The Division has also restructured a large number
of transactions -- especially in high-tech and communications industries
-- to remove the anticompetitive aspects of the transactions. Among
the more interesting transactions that were restructured
in the past year include:
- Sprint/FT/DT. In July, the Division filed
a complaint and proposed consent decree that would restructure the proposed
alliance of Sprint/France Telecom/Deutsche Telekom (involving a $4 billion
purchase of Sprint stock). Under the consent decree, Sprint and the
joint venture cannot own, control or provide certain services until
competitors have the opportunity to provide similar services in France
and Germany. Likewise, they are prohibited from obtaining anticompetitive
advantages from their affiliation with FT and DT. In addition, they
cannot gain proprietary information or pricing data about their US competitors
that FT or DT may have gained through their relationship as suppliers
to Sprint's and the joint venture's competitors. This case marks the
second time that the Division has opened up foreign telecommunications
markets (the first case was BT/MCI, filed in June 1994).
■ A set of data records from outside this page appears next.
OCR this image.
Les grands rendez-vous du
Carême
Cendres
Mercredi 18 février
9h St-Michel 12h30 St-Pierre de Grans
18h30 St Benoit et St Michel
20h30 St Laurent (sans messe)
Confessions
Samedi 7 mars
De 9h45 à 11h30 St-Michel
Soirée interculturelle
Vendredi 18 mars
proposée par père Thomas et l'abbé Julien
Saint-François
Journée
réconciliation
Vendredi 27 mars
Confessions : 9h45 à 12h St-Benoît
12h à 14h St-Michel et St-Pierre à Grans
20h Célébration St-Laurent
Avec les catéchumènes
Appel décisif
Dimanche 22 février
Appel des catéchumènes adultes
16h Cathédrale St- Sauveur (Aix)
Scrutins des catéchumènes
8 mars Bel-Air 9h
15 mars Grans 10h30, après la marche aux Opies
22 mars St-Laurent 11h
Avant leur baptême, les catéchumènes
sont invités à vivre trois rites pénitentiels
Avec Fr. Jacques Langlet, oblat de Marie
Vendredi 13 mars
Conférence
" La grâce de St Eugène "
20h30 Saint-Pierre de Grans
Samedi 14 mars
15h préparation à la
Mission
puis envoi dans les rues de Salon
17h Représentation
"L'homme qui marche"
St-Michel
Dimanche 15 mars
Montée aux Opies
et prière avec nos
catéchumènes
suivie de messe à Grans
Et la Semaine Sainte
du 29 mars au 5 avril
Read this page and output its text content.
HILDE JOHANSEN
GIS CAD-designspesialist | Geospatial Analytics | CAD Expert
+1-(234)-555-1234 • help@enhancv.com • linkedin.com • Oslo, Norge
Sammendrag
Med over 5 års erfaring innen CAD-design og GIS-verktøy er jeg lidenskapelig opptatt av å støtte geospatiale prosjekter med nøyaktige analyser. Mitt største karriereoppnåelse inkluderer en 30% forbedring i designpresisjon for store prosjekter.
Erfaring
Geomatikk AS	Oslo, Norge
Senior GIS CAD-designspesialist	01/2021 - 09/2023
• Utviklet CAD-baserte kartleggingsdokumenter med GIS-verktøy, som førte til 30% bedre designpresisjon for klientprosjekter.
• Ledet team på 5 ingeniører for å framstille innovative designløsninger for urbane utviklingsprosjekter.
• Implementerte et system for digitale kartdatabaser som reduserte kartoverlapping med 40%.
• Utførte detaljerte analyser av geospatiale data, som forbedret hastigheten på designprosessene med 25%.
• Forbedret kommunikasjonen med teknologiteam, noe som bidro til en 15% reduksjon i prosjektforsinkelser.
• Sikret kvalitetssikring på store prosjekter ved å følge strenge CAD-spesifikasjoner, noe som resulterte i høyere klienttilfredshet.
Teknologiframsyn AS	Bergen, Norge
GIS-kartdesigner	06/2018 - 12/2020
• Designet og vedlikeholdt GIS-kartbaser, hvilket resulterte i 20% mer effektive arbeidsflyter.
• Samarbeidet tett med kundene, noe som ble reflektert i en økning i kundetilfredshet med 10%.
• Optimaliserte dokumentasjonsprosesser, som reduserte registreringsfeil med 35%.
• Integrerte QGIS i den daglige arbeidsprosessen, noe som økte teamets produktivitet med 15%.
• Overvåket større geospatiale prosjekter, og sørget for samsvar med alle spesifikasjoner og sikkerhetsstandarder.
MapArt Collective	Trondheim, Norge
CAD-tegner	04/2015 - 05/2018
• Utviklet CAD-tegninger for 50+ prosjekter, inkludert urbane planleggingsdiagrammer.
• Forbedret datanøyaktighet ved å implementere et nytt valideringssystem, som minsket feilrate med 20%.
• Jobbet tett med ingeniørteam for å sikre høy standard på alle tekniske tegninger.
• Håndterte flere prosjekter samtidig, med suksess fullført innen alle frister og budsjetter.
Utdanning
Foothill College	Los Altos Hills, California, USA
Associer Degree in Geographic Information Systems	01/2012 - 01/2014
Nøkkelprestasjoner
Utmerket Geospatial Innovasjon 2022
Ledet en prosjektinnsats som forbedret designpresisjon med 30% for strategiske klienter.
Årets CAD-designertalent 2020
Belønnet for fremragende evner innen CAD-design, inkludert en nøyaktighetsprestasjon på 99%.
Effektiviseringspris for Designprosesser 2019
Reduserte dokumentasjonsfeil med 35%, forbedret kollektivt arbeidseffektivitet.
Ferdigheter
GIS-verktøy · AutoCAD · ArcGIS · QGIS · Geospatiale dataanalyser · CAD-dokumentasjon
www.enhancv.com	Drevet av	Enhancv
- Computer Associates/Legent. In July, the Division
filed a complaint and proposed settlement to alleviate the anticompetitive
aspects of the Computer Associates/Legent transaction, especially in
mainframe computer software markets. The proposed settlement is designed
to offer customers of certain products an alternative to Computer Associates.
Under the proposed settlement, a new viable competitor would be established
for five computer systems management software products -- security software,
tape and disk management software, job scheduling software and automated
operations software. The proposed settlement would give the DOJ total
discretion on whether to accept or reject proposed licensees. If suitable
licensees cannot be found, the settlement would permit the court to
order Computer Associates to dispose of additional assets or to establish
a new viable competitor.
- Nextel/Motorola. Last year, the Division filed
a complaint and a proposed settlement to alleviate the anticompetitive
aspects of Nextel Communications' purchase of the assets of Motorola's
specialized radio service. Under the proposed settlement, Nextel and
Motorola have to relinquish control of certain SMR channels they own
or manage. The consent decree does not affect Nextel's strategy to create
a wireless telephone service that will compete with cellular telephone
service, and the decree will allow Nextel to proceed with its plans
to introduce new digital wireless telephone technology.
- Bread Merger. In July, the Division filed
a complaint and proposed settlement that substantially modified the
proposed acquisition of Continental Baking Company (maker of Wonder
Bread) by Interstate Bakeries Corporation (maker of Sunbeam, Butternut
and Weber's). The complaint alleged that the merger would reduce competition
for white pan bread in five local markets across the country. Under
the proposed settlement, Interstate has agreed to sell either Wonder
bread or another one of its premium white pan breads in each of the
geographic areas. It will also sell any other assets, such as bread
plants and route systems, that may be needed to maintain that brand's
level of sales in the marketplace.
Conclusion
We are proud of our accomplishments -- many of which were made possible
by an unprecedented level of cooperation and coordination with State
Attorneys General. We will do our utmost to sustain and expand this
progress, and together we will continue to meet the many pressing challenges
over the next year. Thank you again for your help.